An alternative approach might be to consider the progress report and the final response being opportunities for the active party to report "connection events". Just as an illustrative example, we could define three classes of connection event: the success in establishing a TCP connection, the failure in establishing a TCP connection, the closing of an established TCP connection. Each event includes the TCP quad-tuple and the time the event happened. Note that other choices of event classes are possible, this is only a quick example.

Like this, connection events are reported to the client (FTS) "at some point". Ideally, these would be in the next progress report with the final message providing an opportunity to report all currently unreported events. This would avoid loosing information because activity happened "too quickly".

That all said, at the moment, I don't see a problem in reporting the information as requested, but perhaps some more consultation is needed to make sure all implementations provide the information in the same format.

bbockelm commented 1 year ago

I think you’re proposing something quite useful but also a bit beyond the current project.

I think we could keep the existing structure (with the tweaks proposed for the naming) and then maybe open up a separate ticket for per-connection monitoring?

vokac commented 1 year ago

btw: for the crappy transfer throughput for individual connection I would like to see details about

Timestamp: 1537788010\n
Stripe Bytes Transferred: 238745\n
Stripe Source: tcp:[2001:718:401:6017:2::28]:24081\n
Stripe Destination: tcp:[2001:1458:301:105::100:5]:8443\n

This was the reason why I proposed prefix Stripe also for source and destination address.

paulmillar commented 1 year ago

@bbockelm, Indeed, the "connection events" idea is broader and something that would take more time. My comment was more to get the idea written down; it isn't something I would advocate as a short-term goal.

@vokac , I think Stripe Source and Stripe Destination makes sense, while we have the concept of strips in the progress reports.

@bbockelm do you happen to know if xrootd reports multiple strips (in the progress reports) if the transfer involves multiple connections?
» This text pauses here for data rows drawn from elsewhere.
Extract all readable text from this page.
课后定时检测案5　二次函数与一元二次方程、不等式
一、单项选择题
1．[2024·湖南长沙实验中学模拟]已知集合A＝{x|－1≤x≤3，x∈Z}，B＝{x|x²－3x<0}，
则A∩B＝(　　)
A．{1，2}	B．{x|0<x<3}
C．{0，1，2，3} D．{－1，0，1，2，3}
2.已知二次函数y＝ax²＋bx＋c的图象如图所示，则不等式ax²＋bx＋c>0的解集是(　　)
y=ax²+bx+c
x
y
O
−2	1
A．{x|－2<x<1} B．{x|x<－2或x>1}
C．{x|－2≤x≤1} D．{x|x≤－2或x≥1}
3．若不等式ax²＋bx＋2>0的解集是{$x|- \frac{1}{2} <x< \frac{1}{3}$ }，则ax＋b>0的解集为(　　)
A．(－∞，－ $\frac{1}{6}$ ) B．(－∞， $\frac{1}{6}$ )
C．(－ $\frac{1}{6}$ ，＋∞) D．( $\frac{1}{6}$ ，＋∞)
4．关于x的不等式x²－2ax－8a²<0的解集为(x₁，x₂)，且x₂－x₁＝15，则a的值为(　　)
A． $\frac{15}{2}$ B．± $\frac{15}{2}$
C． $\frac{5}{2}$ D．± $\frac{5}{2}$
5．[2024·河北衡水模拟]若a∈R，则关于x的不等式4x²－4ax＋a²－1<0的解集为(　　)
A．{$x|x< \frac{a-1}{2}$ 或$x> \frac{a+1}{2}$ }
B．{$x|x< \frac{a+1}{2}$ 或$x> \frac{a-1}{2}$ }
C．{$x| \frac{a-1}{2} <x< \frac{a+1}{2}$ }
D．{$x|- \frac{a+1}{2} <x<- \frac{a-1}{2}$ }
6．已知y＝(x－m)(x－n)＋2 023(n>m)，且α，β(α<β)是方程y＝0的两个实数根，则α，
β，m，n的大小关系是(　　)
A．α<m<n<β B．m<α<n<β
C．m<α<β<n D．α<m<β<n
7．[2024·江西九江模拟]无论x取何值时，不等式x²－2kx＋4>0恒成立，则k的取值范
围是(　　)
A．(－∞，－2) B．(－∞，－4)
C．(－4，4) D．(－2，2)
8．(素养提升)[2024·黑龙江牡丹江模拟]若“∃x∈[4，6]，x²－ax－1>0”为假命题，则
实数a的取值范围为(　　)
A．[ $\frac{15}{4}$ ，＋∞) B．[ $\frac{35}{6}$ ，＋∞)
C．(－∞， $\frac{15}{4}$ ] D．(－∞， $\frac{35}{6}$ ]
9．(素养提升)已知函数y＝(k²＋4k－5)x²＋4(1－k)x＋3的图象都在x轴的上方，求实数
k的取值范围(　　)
bbockelm commented 1 year ago

xrootd reports multiple strips (in the progress reports) if the transfer involves multiple connections?

It does not. There is no concept of stripe here so it’s reported as multiple connections in a single stripe.

paulmillar commented 1 year ago

However, I guess each TCP connection transfers a different subset of the file's bytes, right: there's no duplicates.

So, isn't this the same having different stripes?

bbockelm commented 1 year ago

So, isn't this the same having different stripes?

Right - I think of stripes as in https://en.wikipedia.org/wiki/Data_striping; that is, there's some fixed scheme mapping fixed-sized blocks between the channels. The GridFTP performance marker terminology inherited from this approach (see https://www.globus.org/sites/default/files/gridftp_final.pdf) and, IIRC, strongly mimics RAID.

In the XRootD implementation, there's effectively a FIFO of data chunks (fixed-size currently -- but no guarantee of that in the future) to move. The different TCP connections pull from the FIFO as individual chunks complete.

paulmillar commented 1 year ago

Is the XRootD approach really so different from the GridFTP striping?

The main difference seems to be that GridFTP assigned chunks to TCP connections ahead of the transfer, while XRootD assigned chunks to TCP connections at the point where a TCP connection can support sending more data. This seems to be a kind of "early binding" vs "late binding" distinction, with the same underlying idea.

(Not that this really matters, Just sharing some ideas.)

vokac commented 1 year ago

Updated proposal came during today's WLCG BDT meeting with suggestion to deprecate old "Stripe" markers.